SSH Protocol
SSH is the protocol that replaced Telnet, rlogin, and rsh. It runs on TCP port 22 by default and is built from three layered protocols.
The three layers
- Transport layer (RFC 4253). Algorithm negotiation, server authentication, key exchange, encryption, and integrity. Produces a secure channel.
- User authentication layer (RFC 4252). Public key, password, host-based, or keyboard-interactive authentication of the user to the server.

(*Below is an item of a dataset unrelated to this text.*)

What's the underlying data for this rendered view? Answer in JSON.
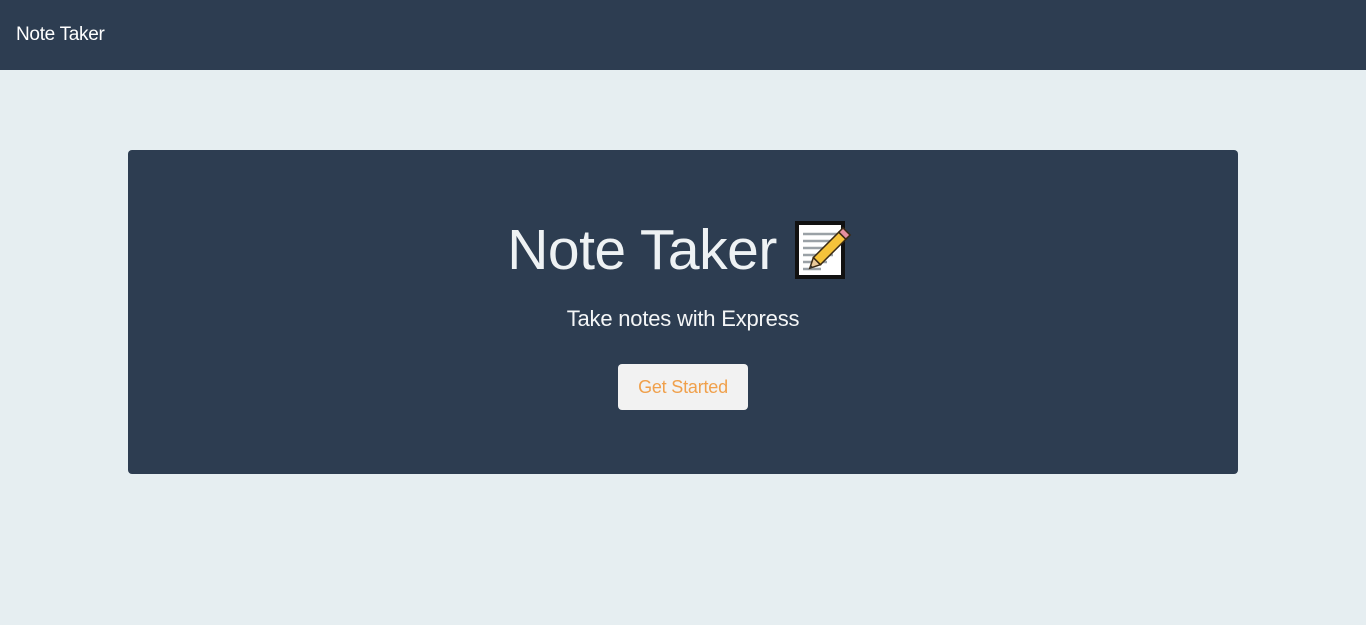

- Connection layer (RFC 4254). Multiplexes multiple logical channels onto the single secure connection: interactive sessions, port forwards, X11, agent forwarding, SFTP subsystems.
What's negotiated
- Key exchange — modern:
curve25519-sha256,ecdh-sha2-nistp256. - Host key algorithms — modern:
ssh-ed25519,ecdsa-sha2-nistp256,rsa-sha2-512. - Ciphers — AEAD preferred:
chacha20-poly1305@openssh.com,aes256-gcm@openssh.com. - MAC — implied by AEAD ciphers; otherwise
hmac-sha2-512-etm. - Compression — usually disabled because of CRIME-style risks.
Host key trust
The server presents a host key during the handshake. The client compares it against ~/.ssh/known_hosts; on first connection, the user accepts or rejects the fingerprint. This is Trust On First Use (TOFU). For higher assurance, an organisation can use SSH certificates signed by a CA, which lets clients trust any server presenting a valid signed certificate without per-host pinning.
i
SFTP and SCP run over SSH. SFTP (SSH File Transfer Protocol) is a subsystem of the SSH connection layer — not a variant of FTP. SCP uses SSH to run a remote scp binary.
Useful client tricks
ssh -L 8080:localhost:80 host— forward local port to a port on the remote.ssh -R 8080:localhost:80 host— reverse forward — open a port on the remote that tunnels back.ssh -D 1080 host— SOCKS proxy through the SSH connection.~/.ssh/config— declarative connection settings: aliases, jump hosts, identity files, agent forwarding.